Audio diaries lie scattered around Returnal’s world. Some are clearly triggered by Selene’s death and her return to the start of another run. Some appear to be placed at key narrative locations. Others still seem to be accessible only at random, thrown out during the game’s procedural generation of its levels. They do not differ in design from the audio diaries seen in System Shock over 25 years ago, but they are unusual in one respect: They are all voiced by previous iterations of Selene, versions of herself from earlier runs. As such, they emphasize Selene’s sense of isolation, initially through her crash landing on the planet of Atropos, then later through her inability to escape the recurring loop she is stuck in.
As the game progresses and Selene comes across increasing numbers of pitifully huddled corpses of her previous selves, the audio diaries begin to convey a descent into madness. Some versions of Selene seem to have taken an obsessive interest in the mysterious Severed Atropians mentioned upon the translated monolith, for instance, while other versions have found a dark satisfaction in her predicament.
The audio diaries connect directly to Returnal’s cutscenes and first-person sections. The former are frugal in every sense: short, sparse on detail and dialogue, almost exclusively focused on Selene. Returnal does not have a title screen; instead, snippets of cutscenes play as the game loads. Similar snippets play out upon Selene’s death. When the full cutscenes are shown, they are as much cause for further speculation as they are a revelation. A passage presumed to be a doorway is revealed to be a grave, for example, but what keeps pulling Selene down and away from it at such speed?
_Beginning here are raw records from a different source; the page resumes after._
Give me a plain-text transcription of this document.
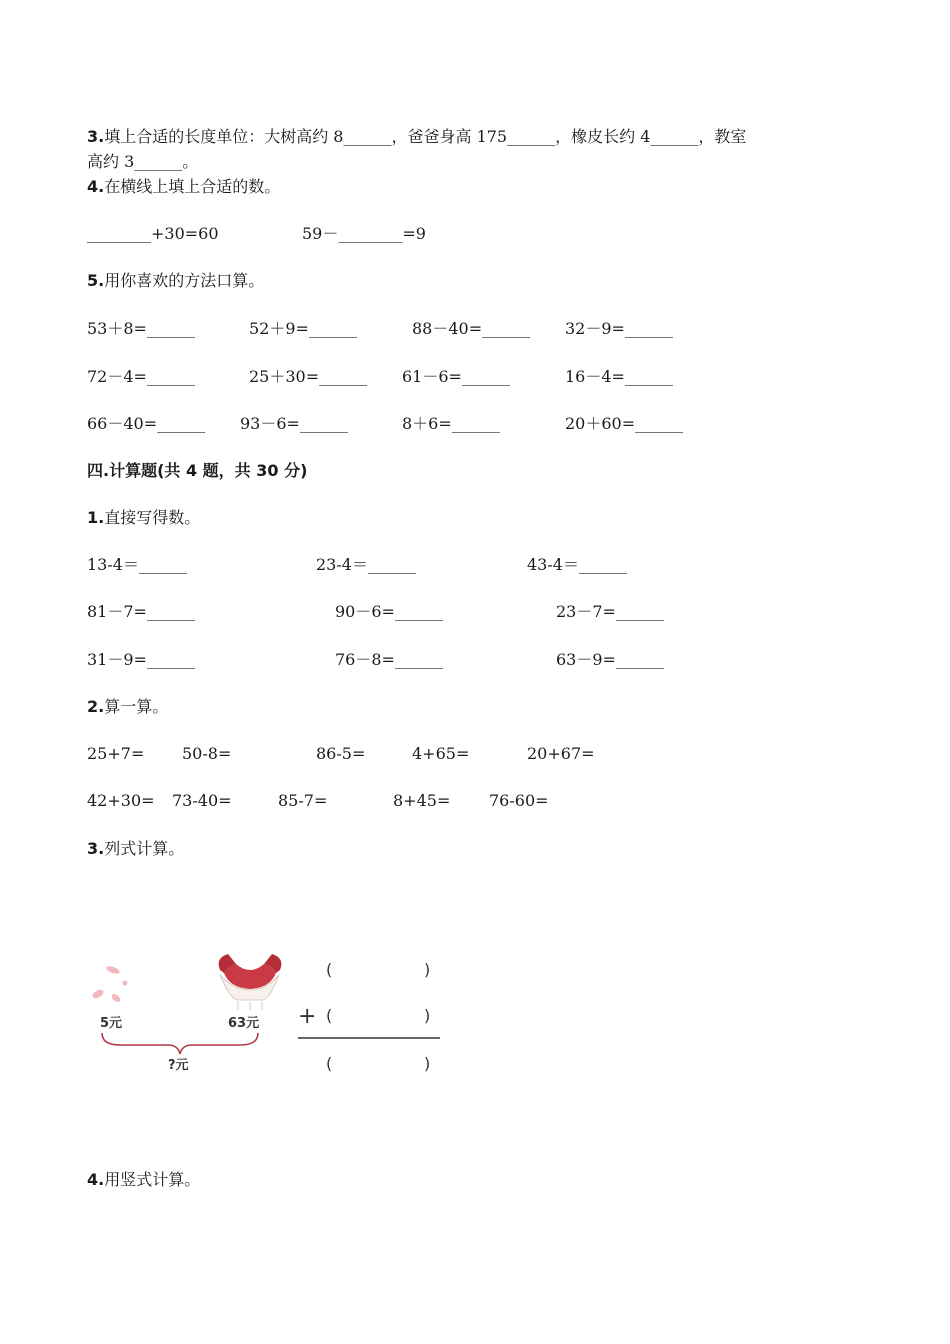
3.填上合适的长度单位：大树高约 8______，爸爸身高 175______，橡皮长约 4______，教室
高约 3______。
4.在横线上填上合适的数。
________+30=60	59－________=9
5.用你喜欢的方法口算。
53＋8=______	52＋9=______	88－40=______ 32－9=______
72－4=______	25＋30=______ 61－6=______	16－4=______
66－40=______ 93－6=______	8＋6=______	20＋60=______
四.计算题(共 4 题，共 30 分)
1.直接写得数。
13-4＝______	23-4＝______	43-4＝______
81－7=______	90－6=______	23－7=______
31－9=______	76－8=______	63－9=______
2.算一算。
25+7= 50-8=	86-5=	4+65=	20+67=
42+30= 73-40=	85-7=	8+45= 76-60=
3.列式计算。
5元	63元
?元
(	)
+ (	)
(	)
4.用竖式计算。
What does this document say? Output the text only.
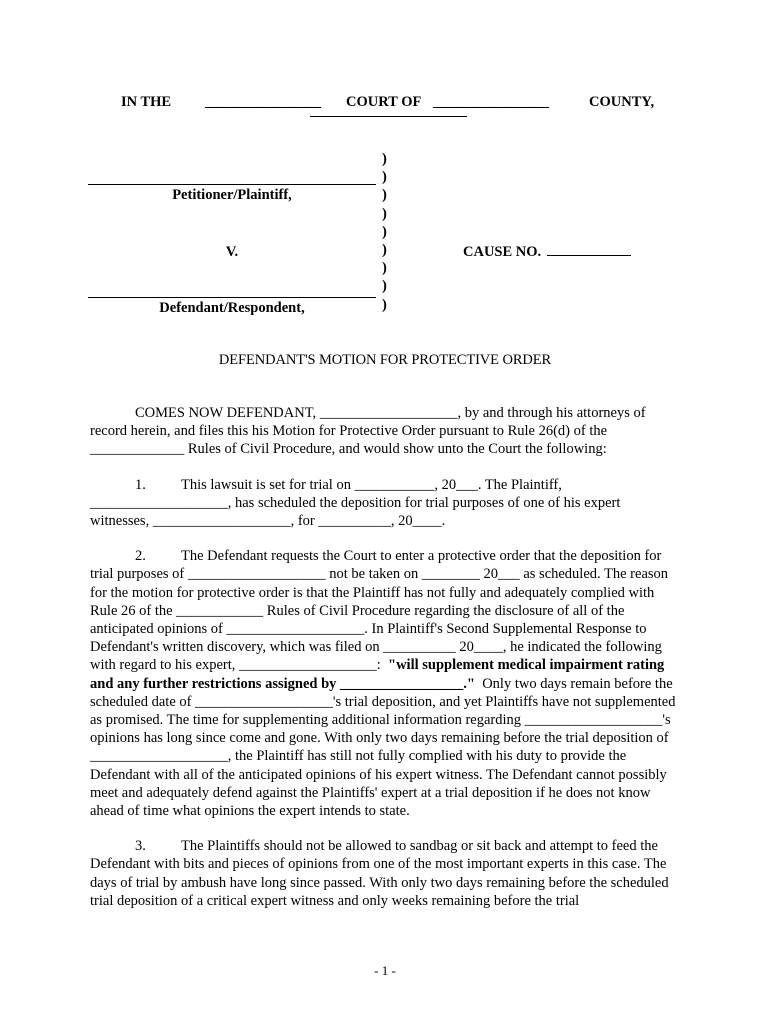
IN THE ________________ COURT OF ________________	COUNTY,
)
)
)
)
)
)
)
)
)
Petitioner/Plaintiff,
V.
Defendant/Respondent,
CAUSE NO.
DEFENDANT'S MOTION FOR PROTECTIVE ORDER

COMES NOW DEFENDANT, ___________________, by and through his attorneys of record herein, and files this his Motion for Protective Order pursuant to Rule 26(d) of the _____________ Rules of Civil Procedure, and would show unto the Court the following:

1. This lawsuit is set for trial on ___________, 20___. The Plaintiff, ___________________, has scheduled the deposition for trial purposes of one of his expert witnesses, ___________________, for __________, 20____.

2. The Defendant requests the Court to enter a protective order that the deposition for trial purposes of ___________________ not be taken on ________ 20___ as scheduled. The reason for the motion for protective order is that the Plaintiff has not fully and adequately complied with Rule 26 of the ____________ Rules of Civil Procedure regarding the disclosure of all of the anticipated opinions of ___________________. In Plaintiff's Second Supplemental Response to Defendant's written discovery, which was filed on __________ 20____, he indicated the following with regard to his expert, ___________________: "will supplement medical impairment rating and any further restrictions assigned by _________________." Only two days remain before the scheduled date of ___________________'s trial deposition, and yet Plaintiffs have not supplemented as promised. The time for supplementing additional information regarding ___________________'s opinions has long since come and gone. With only two days remaining before the trial deposition of ___________________, the Plaintiff has still not fully complied with his duty to provide the Defendant with all of the anticipated opinions of his expert witness. The Defendant cannot possibly meet and adequately defend against the Plaintiffs' expert at a trial deposition if he does not know ahead of time what opinions the expert intends to state.

3. The Plaintiffs should not be allowed to sandbag or sit back and attempt to feed the Defendant with bits and pieces of opinions from one of the most important experts in this case. The days of trial by ambush have long since passed. With only two days remaining before the scheduled trial deposition of a critical expert witness and only weeks remaining before the trial

- 1 -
In contrast, the first-person sections are detailed with lavishly modeled and unique assets. They take place inside Selene’s crashed ship and her family home, inexplicably found within the first biome and arguably the first suggestion that Atropos’ geography is not entirely physical. These sections employ jump scares, nested storytelling, self-reference, and borderline fourth-wall breaks to tell their story. In one memorable sequence, for example, the camera pulls back to reveal that the player is controlling a character holding a PlayStation 5 controller that in turn controls Selene on a TV screen.
Above all else, Returnal’s narrative comes back to repetition: repeated dreams and memories, repeated returns to Selene’s ship and her family home, repeated runs through the same environments, repeated lives. Returnal is by no means the first to harmonize looping gameplay with a looping narrative, nor is it the first to present a story that blurs the lines between a protagonist’s personal history and their perception of the game’s environment. However, it is rare in its ability to do so much narratively with so little. In that sense, Returnal expands upon the storytelling techniques shown in Dark Souls: It uses a much broader range of tools to tell a story that is more intimate but that, like Dark Souls, works best when it leaves some things unsaid.